A l’audience du 05 Avril 2011

tenue en audience publique au cours de laquelle les avocats ont été avisés de la date du délibéré

JUGEMENT

Prononcé publiquement par mise à disposition au greffe

Contradictoire

en premier ressort

* * *

EXPOSE DU LITIGE

Faits et procédure :

Madame Z X Y est propriétaire du lot n°4, soit un appartement au 1er étage du bâtiment A de l’immeuble situé […] à Paris 8e.

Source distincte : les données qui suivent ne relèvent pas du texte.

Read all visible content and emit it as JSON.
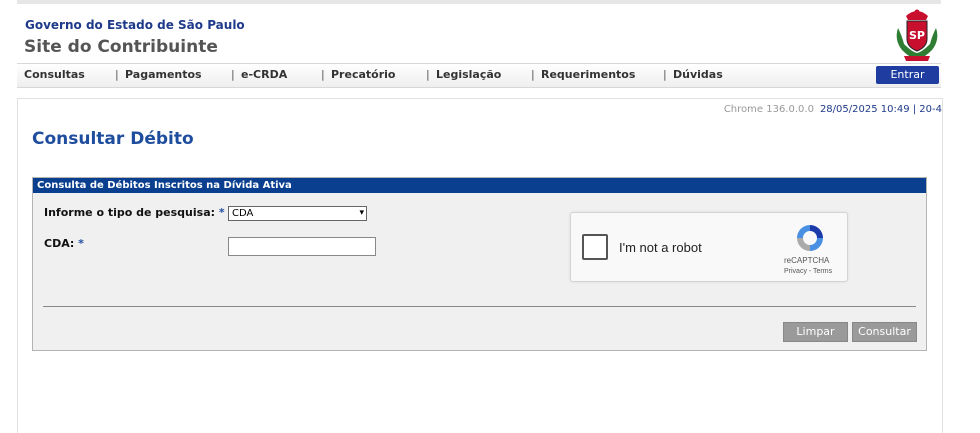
{
  "header": {
    "gov_title": "Governo do Estado de São Paulo",
    "site_title": "Site do Contribuinte",
    "crest_icon": "sp-coat-of-arms-icon",
    "crest_text": "SP"
  },
  "nav": {
    "items": [
      "Consultas",
      "Pagamentos",
      "e-CRDA",
      "Precatório",
      "Legislação",
      "Requerimentos",
      "Dúvidas"
    ],
    "separator": "|",
    "login_label": "Entrar"
  },
  "status": {
    "browser": "Chrome 136.0.0.0",
    "datetime": "28/05/2025 10:49 | 20-4"
  },
  "page": {
    "title": "Consultar Débito"
  },
  "panel": {
    "header": "Consulta de Débitos Inscritos na Dívida Ativa",
    "search_type_label": "Informe o tipo de pesquisa:",
    "search_type_value": "CDA",
    "cda_label": "CDA:",
    "cda_value": "",
    "required_mark": "*"
  },
  "captcha": {
    "label": "I'm not a robot",
    "brand": "reCAPTCHA",
    "terms": "Privacy - Terms",
    "icon": "recaptcha-icon"
  },
  "buttons": {
    "clear": "Limpar",
    "submit": "Consultar"
  },
  "colors": {
    "brand_blue": "#1f3da0",
    "panel_header": "#0a3f8f",
    "title_blue": "#1f4d9e"
  }
}
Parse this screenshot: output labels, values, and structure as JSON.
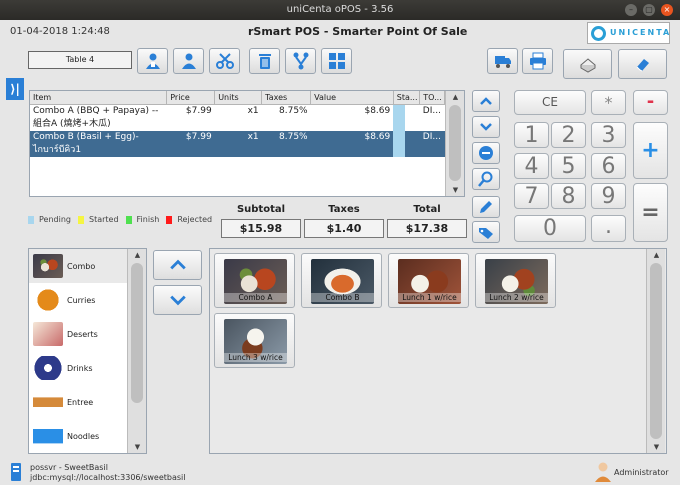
{
  "window": {
    "title": "uniCenta oPOS - 3.56"
  },
  "header": {
    "datetime": "01-04-2018 1:24:48",
    "app_title": "rSmart POS - Smarter Point Of Sale",
    "logo_text": "UNICENTA"
  },
  "toolbar": {
    "table_label": "Table 4"
  },
  "ticket": {
    "columns": [
      "Item",
      "Price",
      "Units",
      "Taxes",
      "Value",
      "Sta...",
      "TO..."
    ],
    "rows": [
      {
        "item_line1": "Combo A (BBQ + Papaya) --",
        "item_line2": "組合A (燒烤+木瓜)",
        "price": "$7.99",
        "units": "x1",
        "taxes": "8.75%",
        "value": "$8.69",
        "to": "DI..."
      },
      {
        "item_line1": "Combo B (Basil + Egg)-",
        "item_line2": "ไกบาร์บีคิว1",
        "price": "$7.99",
        "units": "x1",
        "taxes": "8.75%",
        "value": "$8.69",
        "to": "DI..."
      }
    ]
  },
  "legend": {
    "pending": "Pending",
    "started": "Started",
    "finish": "Finish",
    "rejected": "Rejected"
  },
  "totals": {
    "subtotal_label": "Subtotal",
    "subtotal": "$15.98",
    "taxes_label": "Taxes",
    "taxes": "$1.40",
    "total_label": "Total",
    "total": "$17.38"
  },
  "keypad": {
    "ce": "CE",
    "star": "*",
    "minus": "-",
    "plus": "+",
    "equals": "=",
    "dot": ".",
    "digits": [
      "1",
      "2",
      "3",
      "4",
      "5",
      "6",
      "7",
      "8",
      "9",
      "0"
    ]
  },
  "categories": [
    {
      "label": "Combo"
    },
    {
      "label": "Curries"
    },
    {
      "label": "Deserts"
    },
    {
      "label": "Drinks"
    },
    {
      "label": "Entree"
    },
    {
      "label": "Noodles"
    }
  ],
  "products": [
    {
      "label": "Combo A"
    },
    {
      "label": "Combo B"
    },
    {
      "label": "Lunch 1 w/rice"
    },
    {
      "label": "Lunch 2 w/rice"
    },
    {
      "label": "Lunch 3 w/rice"
    }
  ],
  "status": {
    "server": "possvr - SweetBasil",
    "jdbc": "jdbc:mysql://localhost:3306/sweetbasil",
    "user": "Administrator"
  },
  "colors": {
    "accent": "#2a7fd6",
    "selected_row": "#3f6b92",
    "pending": "#a8d6ee",
    "started": "#f5f542",
    "finish": "#4fe04f",
    "rejected": "#ff1a1a"
  }
}
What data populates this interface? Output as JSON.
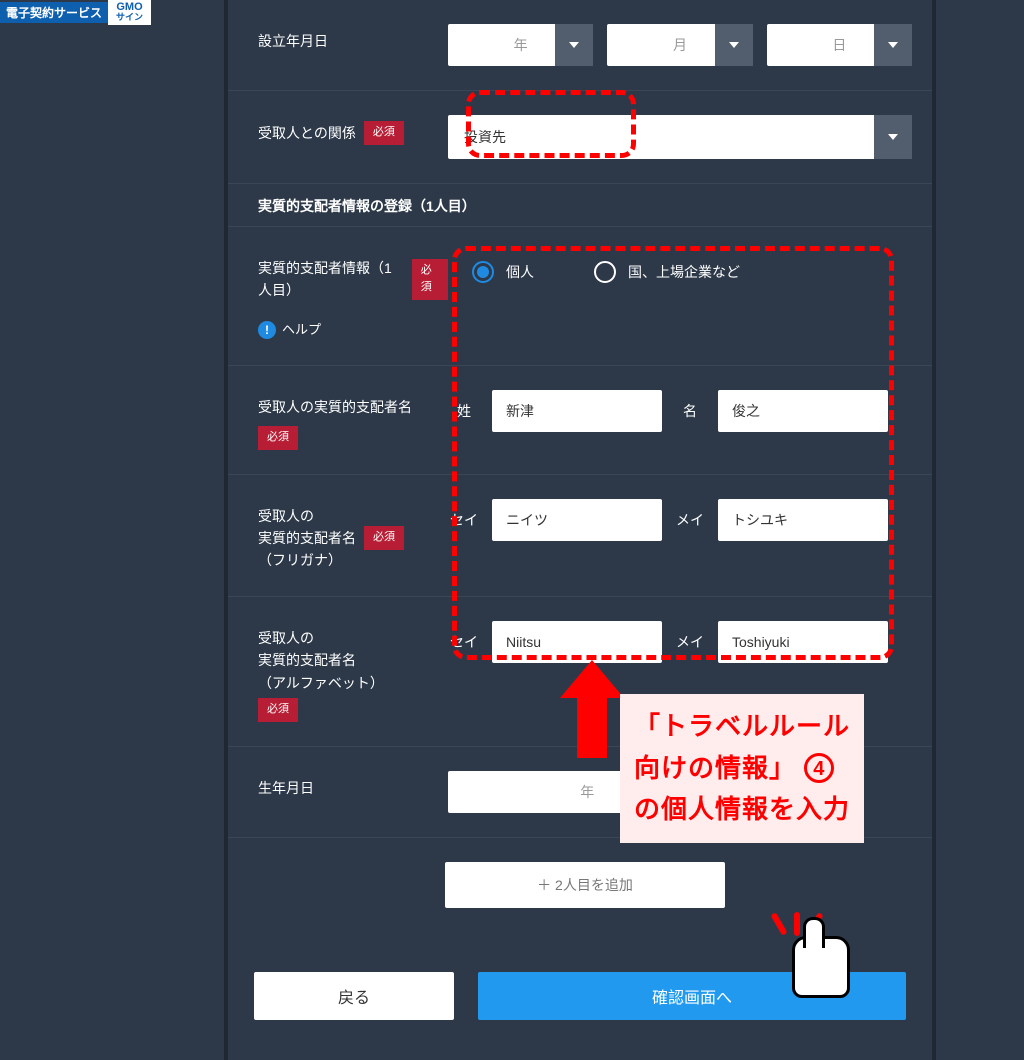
{
  "badge": {
    "service": "電子契約サービス",
    "logo_top": "GMO",
    "logo_sub": "サイン"
  },
  "required_label": "必須",
  "rows": {
    "establishment": {
      "label": "設立年月日",
      "year": "年",
      "month": "月",
      "day": "日"
    },
    "relationship": {
      "label": "受取人との関係",
      "value": "投資先"
    },
    "section_header": "実質的支配者情報の登録（1人目）",
    "type": {
      "label": "実質的支配者情報（1人目）",
      "help": "ヘルプ",
      "options": {
        "individual": "個人",
        "corporate": "国、上場企業など"
      },
      "selected": "individual"
    },
    "name_kanji": {
      "label": "受取人の実質的支配者名",
      "sei_label": "姓",
      "sei_value": "新津",
      "mei_label": "名",
      "mei_value": "俊之"
    },
    "name_kana": {
      "label": "受取人の\n実質的支配者名\n（フリガナ）",
      "sei_label": "セイ",
      "sei_value": "ニイツ",
      "mei_label": "メイ",
      "mei_value": "トシユキ"
    },
    "name_alpha": {
      "label": "受取人の\n実質的支配者名\n（アルファベット）",
      "sei_label": "セイ",
      "sei_value": "Niitsu",
      "mei_label": "メイ",
      "mei_value": "Toshiyuki"
    },
    "birthdate": {
      "label": "生年月日",
      "year": "年"
    },
    "add_second": "＋ 2人目を追加"
  },
  "buttons": {
    "back": "戻る",
    "confirm": "確認画面へ"
  },
  "hint": {
    "line1_prefix": "「トラベルルール",
    "line2_prefix": "向けの情報」",
    "number": "4",
    "line3": "の個人情報を入力"
  }
}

Le règlement de copropriété du 29 mai 1953 prévoit pour les dépenses d’ascenseur que :

“ Exception à la règle indiquée ci-dessus dans l’article ci-dessus est faite pour les dépenses relatives à l’escalier de maître et à l’ascenseur de chaque corps de bâtiment, c’est à dire :

— (…) l’entretien et les dépenses de réparations de chacun des ascenseurs situés respectivement dans chacun des escaliers de maître,

— les primes d’assurances spéciales auxquelles donneraient lieu les ascenseurs,

Ces dépenses ne seront supportées que par les sociétaires nantis d’un droit d’usage sur les appartements situés respectivement dans chaque corps de bâtiment et ultérieurement chaque propriétaire de lot situé dans chaque corps de bâtiment.

Etant donné que l’ascenseur est utilisé aussi bien par les occupants du premier, deuxième et troisième étages, que par les occupants des quatrième et cinquième étages,

Etant donné que ce qui est le plus onéreux dans le fonctionnement de l’ascenseur c’est le fait d’appuyer sur le bouton beaucoup plus que le parcours proprement dit (dépense de courant ou de d’air comprimé),

Etant donné que si l’occupant du deuxième étage reçoit plus de visiteurs que l’occupant du cinquième étage, il peut arriver qu’il utilise l’ascenseur autant que ce dernier sinon plus,

Etant donné que de toute manière, la présence d’un ascenseur dans un immeuble classe cet immeuble et valorise les appartements même ceux des étages inférieurs,

Etant donné qu’on ne pourrait envisager un remplacement d’ascenseur supporté essentiellement par les sociétaires, porteurs de parts affectés aux derniers étages ou par les propriétaires de ces lots, il est ici formellement décidé que les dépenses énumérées ci-dessus concernant chacun des (…) ascenseurs seront réparties par parts égales entre tous les sociétaires nantis d’un droit d’usage concernant les lots situés dans chaque corps de bâtiment aux premier étage, deuxième étage, troisième étage, quatrième étage, cinquième étage ou par les propriétaires de ceux-ci.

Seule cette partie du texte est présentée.